The prominence of that decade was pivotal to M83 and Hurry Up, We’re Dreaming, and not just because Gonzalez was making synthesizer music. As an older millennial, when Gonzalez talked about revisiting his childhood, he was talking about the ’80s — watercolor memories of a decade that itself was already lined with nostalgia and longing. For those of us 10 or so years younger than Gonzalez, the music of M83 got at a very specific strain of millennials’ received nostalgia. We could vaguely remember the before times, but were formed by digital culture. Time stretched and collapsed. Something like Hurry Up, We’re Dreaming was one big garden of lost innocence, but one you couldn’t even quite remember or touch yourself. An echo of the years just before we were born — a time we remain fascinated with because it’s the beginning of a new technological era crucial to our upbringing, but also the end of a different era that’s been passed down to us as a reminder of supposedly simpler lives we never got to experience for ourselves.

When promoting Hurry Up, We’re Dreaming, Gonzalez name-checked the great old double albums that inspired him — the White Album, Pink Floyd a couple times over, Mellon Collie & The Infinite Sadness. The latter always stuck in my head. The difference between the ‘90s and the ‘10s means that Hurry Up, We’re Dreaming was nowhere as big an album as Mellon Collie; for true ubiquity, you had to look to artists like Kanye West and Drake. But at the same time, I’ve often thought of Hurry Up, We’re Dreaming as very much being the Mellon Collie for millennials. An almost ludicrously ambitious work striving to say just about everything, made by a single mastermind with no qualms about depicting oceanic, almost fictionalized teenage emotion. Each captured what would become the stereotypical tone of their times, Billy Corgan channeling the hurt and angst of Gen X and Gonzalez the desperate search to reclaim a more youthful sense of wonder that has always been an undercurrent to the millennials’ supposed ebullience.

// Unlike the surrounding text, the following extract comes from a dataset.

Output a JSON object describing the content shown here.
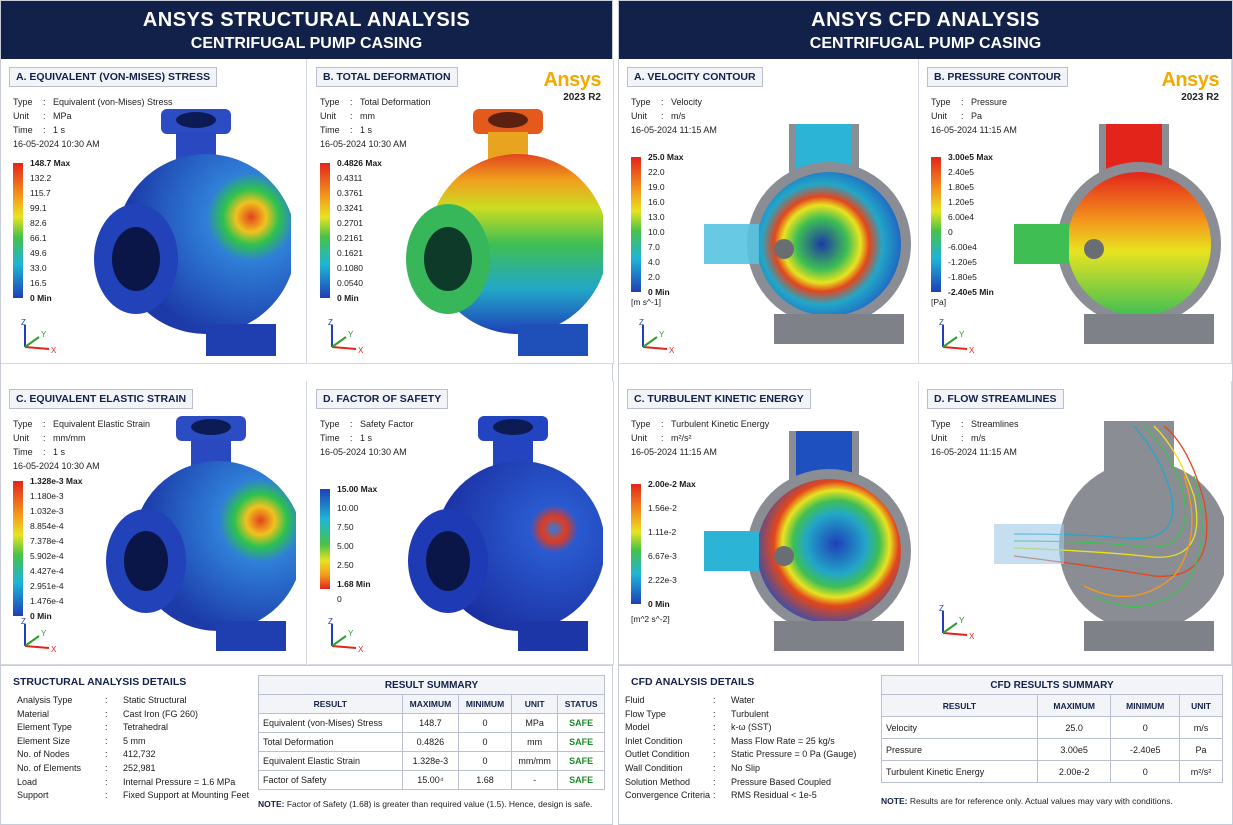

This time, Gonzalez really couldn’t go any bigger. There was no more epic memoryscape he could paint than Hurry Up, We’re Dreaming, and so half a decade later we got the loopy comedown of Junk. At the time it was divisive, a seemingly combative and intentionally goofy successor to the romantic overdrive of M83’s preceding two albums. But this was always the end destination, digital detritus and cartoon space garbage. On the other side of immersing yourself in the past’s neon hues, there were no clear new answers — just the clutter of over-stimulated and -mediated millennial minds. That album mirrored generational experience in its own way, too.

In the near-decade I’ve been doing some version of this job, nostalgia has been ever present. We look back at the great albums of the past, at albums that defined the moment 10 or 20 years ago. We’re constantly reminded of the passage of year after year. Now, these 10-year anniversaries are creeping up to when I started working as a music journalist. That’s head-spinning on its own, but revisiting Hurry Up, We’re Dreaming is something else entirely. When this album came out in 2011, it already had a disorienting emotional impact — taking me back to a childhood that wasn’t mine, infusing my own hazy early memories with borrowed nostalgia, making me excruciatingly aware of my own age even when I was still young.

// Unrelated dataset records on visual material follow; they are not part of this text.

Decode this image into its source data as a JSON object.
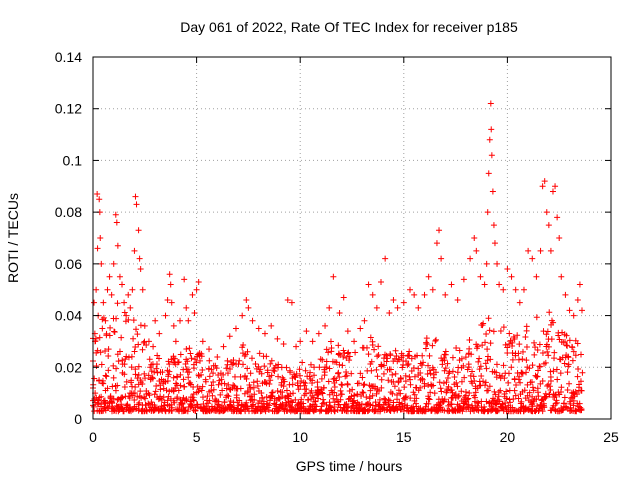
{
  "chart_data": {
    "type": "scatter",
    "title": "Day 061 of 2022, Rate Of TEC Index for receiver p185",
    "xlabel": "GPS time / hours",
    "ylabel": "ROTI / TECUs",
    "xlim": [
      0,
      25
    ],
    "ylim": [
      0,
      0.14
    ],
    "xticks": [
      0,
      5,
      10,
      15,
      20,
      25
    ],
    "xtick_labels": [
      "0",
      "5",
      "10",
      "15",
      "20",
      "25"
    ],
    "yticks": [
      0,
      0.02,
      0.04,
      0.06,
      0.08,
      0.1,
      0.12,
      0.14
    ],
    "ytick_labels": [
      "0",
      "0.02",
      "0.04",
      "0.06",
      "0.08",
      "0.1",
      "0.12",
      "0.14"
    ],
    "grid": true,
    "marker": "plus",
    "color": "#ff0000",
    "series": [
      {
        "points": [
          [
            0.05,
            0.045
          ],
          [
            0.1,
            0.03
          ],
          [
            0.15,
            0.05
          ],
          [
            0.2,
            0.087
          ],
          [
            0.22,
            0.066
          ],
          [
            0.25,
            0.04
          ],
          [
            0.3,
            0.085
          ],
          [
            0.33,
            0.08
          ],
          [
            0.35,
            0.07
          ],
          [
            0.4,
            0.06
          ],
          [
            0.45,
            0.035
          ],
          [
            0.5,
            0.045
          ],
          [
            0.6,
            0.038
          ],
          [
            0.7,
            0.05
          ],
          [
            0.8,
            0.055
          ],
          [
            0.9,
            0.048
          ],
          [
            1.0,
            0.06
          ],
          [
            1.1,
            0.079
          ],
          [
            1.15,
            0.076
          ],
          [
            1.2,
            0.067
          ],
          [
            1.3,
            0.055
          ],
          [
            1.4,
            0.052
          ],
          [
            1.5,
            0.045
          ],
          [
            1.6,
            0.04
          ],
          [
            1.7,
            0.048
          ],
          [
            1.8,
            0.043
          ],
          [
            1.9,
            0.05
          ],
          [
            2.0,
            0.065
          ],
          [
            2.05,
            0.086
          ],
          [
            2.1,
            0.083
          ],
          [
            2.2,
            0.073
          ],
          [
            2.25,
            0.062
          ],
          [
            2.3,
            0.058
          ],
          [
            2.4,
            0.05
          ],
          [
            2.5,
            0.036
          ],
          [
            2.7,
            0.03
          ],
          [
            2.9,
            0.028
          ],
          [
            3.0,
            0.038
          ],
          [
            3.2,
            0.033
          ],
          [
            3.5,
            0.04
          ],
          [
            3.6,
            0.046
          ],
          [
            3.7,
            0.056
          ],
          [
            3.75,
            0.052
          ],
          [
            3.8,
            0.045
          ],
          [
            3.9,
            0.036
          ],
          [
            4.0,
            0.03
          ],
          [
            4.2,
            0.038
          ],
          [
            4.4,
            0.054
          ],
          [
            4.5,
            0.043
          ],
          [
            4.6,
            0.038
          ],
          [
            4.8,
            0.048
          ],
          [
            4.9,
            0.041
          ],
          [
            5.0,
            0.05
          ],
          [
            5.1,
            0.053
          ],
          [
            5.3,
            0.03
          ],
          [
            5.6,
            0.027
          ],
          [
            6.0,
            0.024
          ],
          [
            6.3,
            0.028
          ],
          [
            6.6,
            0.032
          ],
          [
            6.9,
            0.035
          ],
          [
            7.2,
            0.04
          ],
          [
            7.4,
            0.046
          ],
          [
            7.5,
            0.043
          ],
          [
            7.7,
            0.038
          ],
          [
            8.0,
            0.035
          ],
          [
            8.3,
            0.033
          ],
          [
            8.6,
            0.036
          ],
          [
            8.9,
            0.031
          ],
          [
            9.2,
            0.029
          ],
          [
            9.4,
            0.046
          ],
          [
            9.6,
            0.045
          ],
          [
            9.8,
            0.028
          ],
          [
            10.0,
            0.03
          ],
          [
            10.3,
            0.034
          ],
          [
            10.6,
            0.03
          ],
          [
            10.9,
            0.033
          ],
          [
            11.2,
            0.036
          ],
          [
            11.4,
            0.043
          ],
          [
            11.6,
            0.055
          ],
          [
            11.9,
            0.041
          ],
          [
            12.1,
            0.047
          ],
          [
            12.3,
            0.034
          ],
          [
            12.6,
            0.03
          ],
          [
            12.9,
            0.035
          ],
          [
            13.1,
            0.038
          ],
          [
            13.3,
            0.052
          ],
          [
            13.5,
            0.048
          ],
          [
            13.7,
            0.043
          ],
          [
            13.9,
            0.053
          ],
          [
            14.1,
            0.062
          ],
          [
            14.3,
            0.041
          ],
          [
            14.5,
            0.046
          ],
          [
            14.7,
            0.043
          ],
          [
            15.0,
            0.045
          ],
          [
            15.3,
            0.05
          ],
          [
            15.5,
            0.048
          ],
          [
            15.7,
            0.043
          ],
          [
            16.0,
            0.048
          ],
          [
            16.2,
            0.055
          ],
          [
            16.4,
            0.05
          ],
          [
            16.6,
            0.068
          ],
          [
            16.7,
            0.073
          ],
          [
            16.8,
            0.062
          ],
          [
            17.0,
            0.048
          ],
          [
            17.3,
            0.052
          ],
          [
            17.6,
            0.046
          ],
          [
            17.9,
            0.054
          ],
          [
            18.2,
            0.062
          ],
          [
            18.4,
            0.07
          ],
          [
            18.5,
            0.065
          ],
          [
            18.7,
            0.055
          ],
          [
            18.9,
            0.052
          ],
          [
            19.0,
            0.06
          ],
          [
            19.05,
            0.08
          ],
          [
            19.1,
            0.095
          ],
          [
            19.15,
            0.108
          ],
          [
            19.2,
            0.122
          ],
          [
            19.22,
            0.112
          ],
          [
            19.25,
            0.102
          ],
          [
            19.3,
            0.088
          ],
          [
            19.35,
            0.075
          ],
          [
            19.4,
            0.068
          ],
          [
            19.5,
            0.06
          ],
          [
            19.6,
            0.052
          ],
          [
            19.8,
            0.05
          ],
          [
            20.0,
            0.058
          ],
          [
            20.2,
            0.055
          ],
          [
            20.4,
            0.05
          ],
          [
            20.6,
            0.045
          ],
          [
            20.8,
            0.05
          ],
          [
            21.0,
            0.065
          ],
          [
            21.2,
            0.062
          ],
          [
            21.4,
            0.055
          ],
          [
            21.6,
            0.065
          ],
          [
            21.7,
            0.09
          ],
          [
            21.8,
            0.092
          ],
          [
            21.9,
            0.08
          ],
          [
            22.0,
            0.075
          ],
          [
            22.1,
            0.065
          ],
          [
            22.2,
            0.088
          ],
          [
            22.3,
            0.09
          ],
          [
            22.4,
            0.078
          ],
          [
            22.5,
            0.07
          ],
          [
            22.6,
            0.055
          ],
          [
            22.8,
            0.048
          ],
          [
            23.0,
            0.042
          ],
          [
            23.2,
            0.04
          ],
          [
            23.4,
            0.046
          ],
          [
            23.5,
            0.052
          ],
          [
            23.6,
            0.042
          ]
        ],
        "band": {
          "floor": 0.003,
          "x_step": 0.09,
          "upper_envelope": [
            [
              0,
              0.035
            ],
            [
              0.5,
              0.04
            ],
            [
              1,
              0.045
            ],
            [
              1.5,
              0.045
            ],
            [
              2,
              0.048
            ],
            [
              2.5,
              0.033
            ],
            [
              3,
              0.025
            ],
            [
              3.5,
              0.023
            ],
            [
              4,
              0.025
            ],
            [
              4.5,
              0.028
            ],
            [
              5,
              0.027
            ],
            [
              5.5,
              0.023
            ],
            [
              6,
              0.021
            ],
            [
              6.5,
              0.024
            ],
            [
              7,
              0.027
            ],
            [
              7.5,
              0.03
            ],
            [
              8,
              0.026
            ],
            [
              8.5,
              0.025
            ],
            [
              9,
              0.022
            ],
            [
              9.5,
              0.02
            ],
            [
              10,
              0.022
            ],
            [
              10.5,
              0.024
            ],
            [
              11,
              0.025
            ],
            [
              11.5,
              0.031
            ],
            [
              12,
              0.028
            ],
            [
              12.5,
              0.026
            ],
            [
              13,
              0.028
            ],
            [
              13.5,
              0.033
            ],
            [
              14,
              0.03
            ],
            [
              14.5,
              0.028
            ],
            [
              15,
              0.026
            ],
            [
              15.5,
              0.027
            ],
            [
              16,
              0.031
            ],
            [
              16.5,
              0.035
            ],
            [
              17,
              0.03
            ],
            [
              17.5,
              0.028
            ],
            [
              18,
              0.03
            ],
            [
              18.5,
              0.035
            ],
            [
              19,
              0.04
            ],
            [
              19.5,
              0.042
            ],
            [
              20,
              0.038
            ],
            [
              20.5,
              0.035
            ],
            [
              21,
              0.038
            ],
            [
              21.5,
              0.04
            ],
            [
              22,
              0.043
            ],
            [
              22.5,
              0.038
            ],
            [
              23,
              0.032
            ],
            [
              23.6,
              0.03
            ]
          ],
          "x_end": 23.6
        }
      }
    ]
  }
}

On all those nights where “Midnight City” blared out of one window or another, there could be a moment where the song would stop you in your tracks — an outrageous saxophone, reminding you that you were, theoretically, in the prime of your life but right at this very moment that chapter was fleeting, slipping right past you. Hurry Up, We’re Dreaming could make you feel like a kid again, and then a lovelorn teenager again, and then an idealistic young adult with the whole future ahead of you, and then someone very old before their time, pining for a past that was now well-preserved and almost still living alongside us. Now, the album that could trigger all these convoluted interactions with memory and experience is itself 10 years old. And with all that time passed, once more, it’s a reminder that Gonzalez didn’t just go bigger. He didn’t just make a generational statement. He built a time machine.